Europa

EU über türkisches Beitrittsgesuch: "Gespräche praktisch zum Stillstand gekommen"

Die Unfähigkeit der Türkei, die Demokratie aufrechtzuerhalten und die Menschenrechte zu schützen, stellen noch immer ein Hindernis für eine EU-Mitgliedschaft dar, so die EU-Kommission in einem Bericht. Ankara kritisierte die Erklärung als "alles andere als konstruktiv".
EU über türkisches Beitrittsgesuch: "Gespräche praktisch zum Stillstand gekommen"Quelle: Reuters © John Thys

Am Dienstag veröffentlichte die Europäische Kommission ihren Jahresbericht über die Türkei und warnte in einer Zusammenfassung, dass "die Beitrittsverhandlungen praktisch zum Stillstand gekommen sind". Der kritische, 115 Seiten starke "Türkei 2020-Bericht" wurde am Dienstag veröffentlicht, inmitten der Spannung zwischen Ankara und Athen aufgrund der Lage im östlichen Mittelmeer. In der Zusammenfassung des Berichts heißt es:

Die Türkei hat sich weiter von der Europäischen Union entfernt, wobei es in den Bereichen Demokratie, Rechtsstaatlichkeit, Grundrechte und Unabhängigkeit der Justiz zu ernsthaften Rückschritten gekommen ist.

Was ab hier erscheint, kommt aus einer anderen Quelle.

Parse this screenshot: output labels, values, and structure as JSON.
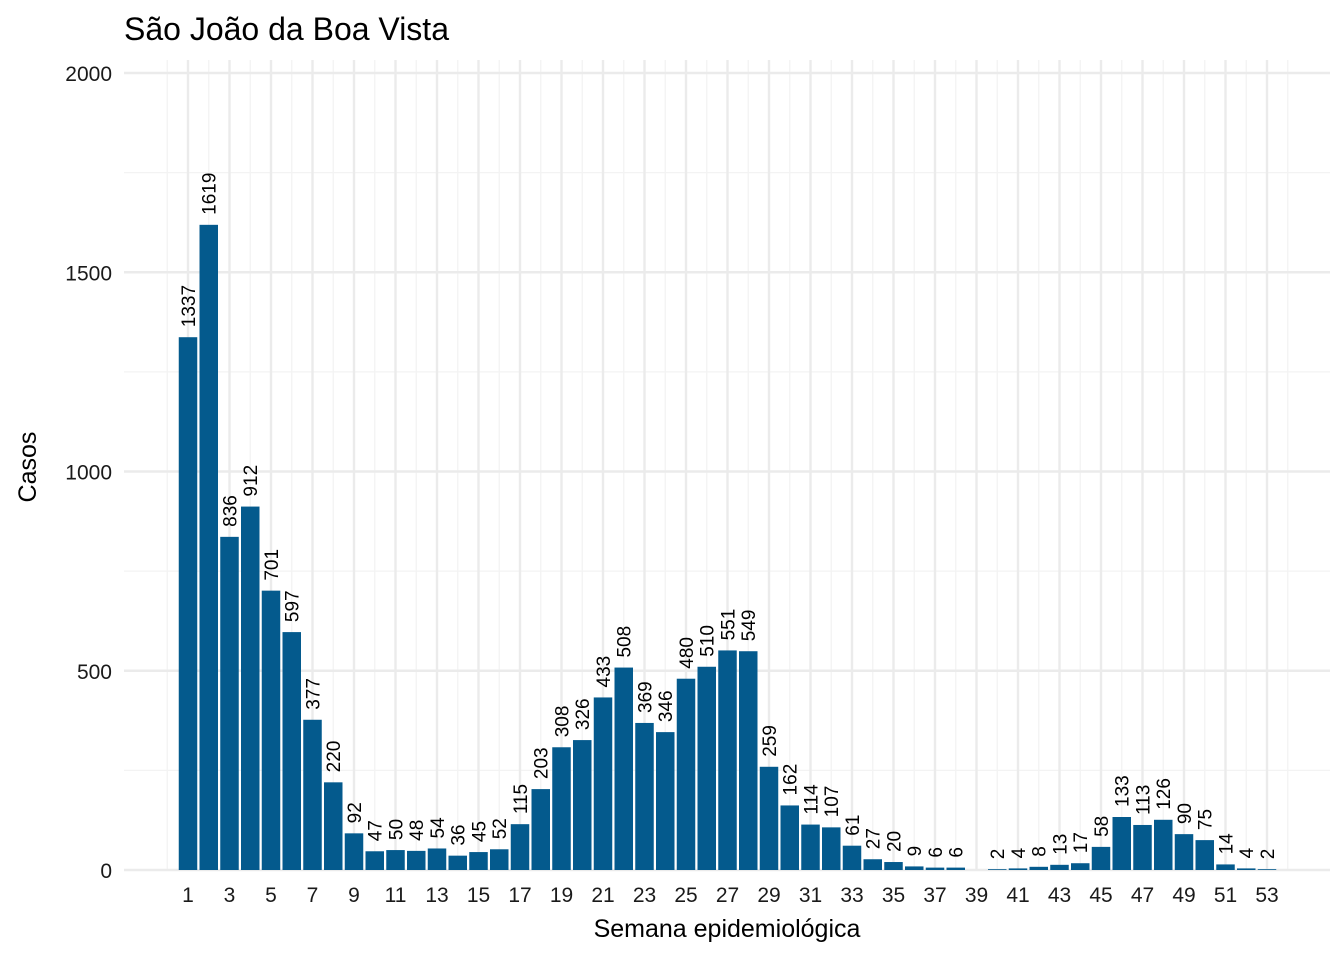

Die Veröffentlichung umfasst ernsthafte Kritik an dem NATO-Verbündeten, der im Jahr 2005 Verhandlungen über eine EU-Mitgliedschaft aufgenommen hatte.

Ankara antwortete Brüssel, dass der Bericht der Kommission den voreingenommenen, keineswegs konstruktiven Ansatz der EU widerspiegele. Dort werde mit zweierlei Maß gemessen, hieß es. Das türkische Außenministerium erklärte:

Unser aufrichtiger Wunsch ist es, dass der EU-Beitrittskandidat Türkei nicht durch die engen und egoistischen Interessen einiger Kreise betrachtet wird, sondern vielmehr durch die größeren und gemeinsamen Interessen unseres Kontinents, die gemeinsame Vision.

In ihrem Bericht hob die EU-Kommission ihre erheblichen Bedenken über das harte Vorgehen der Türkei gegen Bürgermeister im mehrheitlich kurdischen Südosten des Landes wegen ihrer angeblichen Mitgliedschaft in der militanten Kurdischen Arbeiterpartei (PKK) hervor.

Brüssel betonte, dass die Regierung von Präsident Recep Tayyip Erdoğan mit diesem Schritt "der Demokratie dort ernsthaft geschadet" habe, indem "gewählte Bürgermeister im Südosten des Landes gewaltsam entlassen und durch von der Regierung ernannte Kuratoren ersetzt" worden seien.

Die EU führte Ankaras Umgang mit dem gescheiterten Militärputsch vor vier Jahren auch als Grund für die sich verschlechternden Beziehungen an. In seiner Kritik würdigte der Bericht jedoch auch die Rolle der Türkei bei der Unterbringung von Millionen von Flüchtlingen, die vor dem Bürgerkrieg in Syrien geflohen sind. Man hob hervor, dass Ankara "weiterhin mehr als vier Millionen Flüchtlingen, von denen 3,6 Millionen aus Syrien stammen, substanzielle Hilfe leistet".

Als größter ausländischer Investor in der Türkei ermutigte die EU Ankara kürzlich zur Aufnahme eines Dialogs mit Zypern mit dem Ziel, die Spannungen in den umstrittenen Gebieten des östlichen Mittelmeers abzubauen.

Brüssel wies darauf hin, dass die Türkei "weiterhin illegale Aktivitäten" in dem Gebiet betreibe, und bezeichnete das Verhalten als provokativ und aggressiv. Zypern drängt auf Sanktionen gegen die Türkei, falls Ankara die Öl- und Gasbohrungen in dem ressourcenreichen Meer nicht einstellt.

In einem Gespräch mit Bundeskanzlerin Angela Merkel erklärte Erdoğan laut dem türkischen Außenministerium, "dass die EU trotz des gut gemeinten Vorgehens der Türkei dem Druck und der Erpressung der griechischen Zyprioten und Griechenlands erlegen sei".